The only property is an array of AnyCancellable which is used to handle the output of the upstream array of publishers. The init method configures each of these to handle the output of the upstream publishers. I use a `Queue` to hold on to the received values, and when at least one value has been received from each of the publishers, I dequeue those results and send them on to the downstream subscriber as an array.

I handle cancellation by sending a cancel() message to each of the Cancellables.

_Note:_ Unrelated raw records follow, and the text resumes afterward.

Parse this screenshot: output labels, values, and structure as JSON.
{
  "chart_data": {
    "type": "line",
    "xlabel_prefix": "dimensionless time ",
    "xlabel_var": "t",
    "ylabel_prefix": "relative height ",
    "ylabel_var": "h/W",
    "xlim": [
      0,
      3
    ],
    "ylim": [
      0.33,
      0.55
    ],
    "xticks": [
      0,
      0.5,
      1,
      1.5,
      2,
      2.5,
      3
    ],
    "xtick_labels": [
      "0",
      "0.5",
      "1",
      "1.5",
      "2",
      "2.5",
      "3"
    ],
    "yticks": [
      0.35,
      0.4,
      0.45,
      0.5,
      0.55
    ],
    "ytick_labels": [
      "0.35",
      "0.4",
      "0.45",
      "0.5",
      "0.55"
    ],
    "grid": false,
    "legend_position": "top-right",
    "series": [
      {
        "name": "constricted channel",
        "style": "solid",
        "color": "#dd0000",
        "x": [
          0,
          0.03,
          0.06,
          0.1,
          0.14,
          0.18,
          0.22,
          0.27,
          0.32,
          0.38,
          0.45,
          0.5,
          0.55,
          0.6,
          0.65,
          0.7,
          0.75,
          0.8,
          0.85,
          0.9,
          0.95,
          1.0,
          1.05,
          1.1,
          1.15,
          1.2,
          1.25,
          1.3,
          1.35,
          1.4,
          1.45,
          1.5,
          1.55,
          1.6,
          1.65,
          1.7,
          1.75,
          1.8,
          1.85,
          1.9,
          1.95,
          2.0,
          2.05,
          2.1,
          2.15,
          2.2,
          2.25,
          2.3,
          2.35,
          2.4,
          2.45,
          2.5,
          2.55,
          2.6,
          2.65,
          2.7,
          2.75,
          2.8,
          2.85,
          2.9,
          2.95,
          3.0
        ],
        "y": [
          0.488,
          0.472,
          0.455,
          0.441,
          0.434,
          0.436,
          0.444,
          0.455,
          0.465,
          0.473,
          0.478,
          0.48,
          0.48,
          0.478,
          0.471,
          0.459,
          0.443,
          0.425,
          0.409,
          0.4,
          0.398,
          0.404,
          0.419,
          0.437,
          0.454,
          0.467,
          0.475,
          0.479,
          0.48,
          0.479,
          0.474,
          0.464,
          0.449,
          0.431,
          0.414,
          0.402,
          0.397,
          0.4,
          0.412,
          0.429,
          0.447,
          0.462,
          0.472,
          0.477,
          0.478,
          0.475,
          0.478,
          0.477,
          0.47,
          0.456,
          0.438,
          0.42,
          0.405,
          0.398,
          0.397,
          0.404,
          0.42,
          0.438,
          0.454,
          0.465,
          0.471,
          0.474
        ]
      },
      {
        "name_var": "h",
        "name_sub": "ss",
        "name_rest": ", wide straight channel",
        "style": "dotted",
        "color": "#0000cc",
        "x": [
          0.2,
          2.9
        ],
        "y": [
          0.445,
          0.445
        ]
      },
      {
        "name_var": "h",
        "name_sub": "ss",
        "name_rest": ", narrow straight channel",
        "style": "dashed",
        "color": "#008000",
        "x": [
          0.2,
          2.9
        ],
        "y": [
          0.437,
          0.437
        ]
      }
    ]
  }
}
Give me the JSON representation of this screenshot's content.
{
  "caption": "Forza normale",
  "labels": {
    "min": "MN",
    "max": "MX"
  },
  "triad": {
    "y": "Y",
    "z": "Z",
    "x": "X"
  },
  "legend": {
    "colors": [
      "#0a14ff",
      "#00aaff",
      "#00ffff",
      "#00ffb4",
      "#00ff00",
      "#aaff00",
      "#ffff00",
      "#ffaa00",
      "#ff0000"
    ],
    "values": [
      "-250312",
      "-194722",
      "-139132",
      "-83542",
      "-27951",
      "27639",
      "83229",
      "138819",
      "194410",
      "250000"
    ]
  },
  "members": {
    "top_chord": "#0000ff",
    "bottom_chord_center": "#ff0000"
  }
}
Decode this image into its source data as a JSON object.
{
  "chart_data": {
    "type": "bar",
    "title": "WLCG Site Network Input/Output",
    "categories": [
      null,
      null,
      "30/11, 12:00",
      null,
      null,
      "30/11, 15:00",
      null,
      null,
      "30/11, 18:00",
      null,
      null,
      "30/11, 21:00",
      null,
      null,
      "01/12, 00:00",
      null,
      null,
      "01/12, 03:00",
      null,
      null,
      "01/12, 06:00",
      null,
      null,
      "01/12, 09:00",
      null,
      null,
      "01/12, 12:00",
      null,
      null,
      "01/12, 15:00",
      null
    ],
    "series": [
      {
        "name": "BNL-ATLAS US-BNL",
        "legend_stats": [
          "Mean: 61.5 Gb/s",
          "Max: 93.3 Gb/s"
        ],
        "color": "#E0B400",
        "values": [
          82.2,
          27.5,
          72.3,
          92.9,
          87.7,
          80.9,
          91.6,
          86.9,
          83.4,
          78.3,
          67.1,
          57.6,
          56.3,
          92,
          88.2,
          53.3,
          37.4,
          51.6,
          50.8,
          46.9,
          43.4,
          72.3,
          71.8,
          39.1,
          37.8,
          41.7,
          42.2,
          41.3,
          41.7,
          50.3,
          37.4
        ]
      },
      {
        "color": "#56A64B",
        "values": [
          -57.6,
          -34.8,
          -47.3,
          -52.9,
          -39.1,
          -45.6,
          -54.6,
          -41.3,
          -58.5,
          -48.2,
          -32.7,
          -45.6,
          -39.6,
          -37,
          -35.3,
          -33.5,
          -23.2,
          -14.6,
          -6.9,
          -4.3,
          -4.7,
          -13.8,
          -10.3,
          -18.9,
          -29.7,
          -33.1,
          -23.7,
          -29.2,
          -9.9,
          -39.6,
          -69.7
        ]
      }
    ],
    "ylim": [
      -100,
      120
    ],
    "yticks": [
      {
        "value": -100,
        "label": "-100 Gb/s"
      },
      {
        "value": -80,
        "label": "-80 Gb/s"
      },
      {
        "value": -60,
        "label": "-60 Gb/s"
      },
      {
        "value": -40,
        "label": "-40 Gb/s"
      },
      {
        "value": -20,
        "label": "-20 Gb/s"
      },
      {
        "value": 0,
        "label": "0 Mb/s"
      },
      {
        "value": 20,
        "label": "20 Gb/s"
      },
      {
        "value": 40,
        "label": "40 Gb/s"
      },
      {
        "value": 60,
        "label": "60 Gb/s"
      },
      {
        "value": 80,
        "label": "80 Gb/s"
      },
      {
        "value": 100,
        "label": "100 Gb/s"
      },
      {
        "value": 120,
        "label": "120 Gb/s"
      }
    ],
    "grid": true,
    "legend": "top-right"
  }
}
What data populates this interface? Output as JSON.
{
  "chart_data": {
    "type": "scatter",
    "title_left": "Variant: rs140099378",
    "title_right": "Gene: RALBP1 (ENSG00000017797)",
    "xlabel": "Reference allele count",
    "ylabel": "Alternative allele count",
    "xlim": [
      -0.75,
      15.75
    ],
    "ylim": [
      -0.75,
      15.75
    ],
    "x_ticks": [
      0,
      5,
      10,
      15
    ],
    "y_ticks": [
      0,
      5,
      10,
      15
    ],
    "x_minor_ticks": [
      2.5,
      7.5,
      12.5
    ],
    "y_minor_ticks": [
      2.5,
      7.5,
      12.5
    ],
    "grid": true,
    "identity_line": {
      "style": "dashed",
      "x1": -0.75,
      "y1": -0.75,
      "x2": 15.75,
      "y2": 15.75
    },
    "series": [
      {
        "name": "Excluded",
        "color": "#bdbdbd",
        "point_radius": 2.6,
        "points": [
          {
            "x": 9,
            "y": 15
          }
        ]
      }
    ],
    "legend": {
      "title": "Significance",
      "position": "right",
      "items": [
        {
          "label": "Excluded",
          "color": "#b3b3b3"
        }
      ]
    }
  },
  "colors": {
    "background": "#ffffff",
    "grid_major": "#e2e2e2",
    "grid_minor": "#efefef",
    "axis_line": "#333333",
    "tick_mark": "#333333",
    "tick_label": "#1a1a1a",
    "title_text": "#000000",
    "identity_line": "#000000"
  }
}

As I’m not handling back pressure there is an empty implementation of the required request(_) method.

Make it Chainable #

That’s it for the publisher. The only thing left to do is to write some conveniences to allow it to be used with chaining syntax. That’s quite simple:

extension Collection where Element: Publisher {
    /// Combine the array of publishers to give a single array of the `Zip ` of their outputs
    public var zip: ZipCollection<Self> {
        ZipCollection(self)
    }
}

Closing Thoughts #

Is this as efficient as Combine’s Zip functions? I Don’t know. At the call site it’s a lot easier to use this rather than trying to turn 24 requests into 6 batches of Zip4 then a Zip3 and then a Zip2 to chain all 24 requests together (I know, because that was what I started to write). So it solves the problem I had in a way that I wanted to write the code. Also, the more of these that I write, the more comfortable I get writing them, which is another benefit.

Edit #

Thanks to Iain Smith who messaged me to point out that cancellation didn’t clear out the queues I’ve made some minor corrections to the code.

Code Repository #

The code for this is available as part of the FoundationCombine Swift Package available on GitHub. Alongside the CombineLatest publisher which inspired it.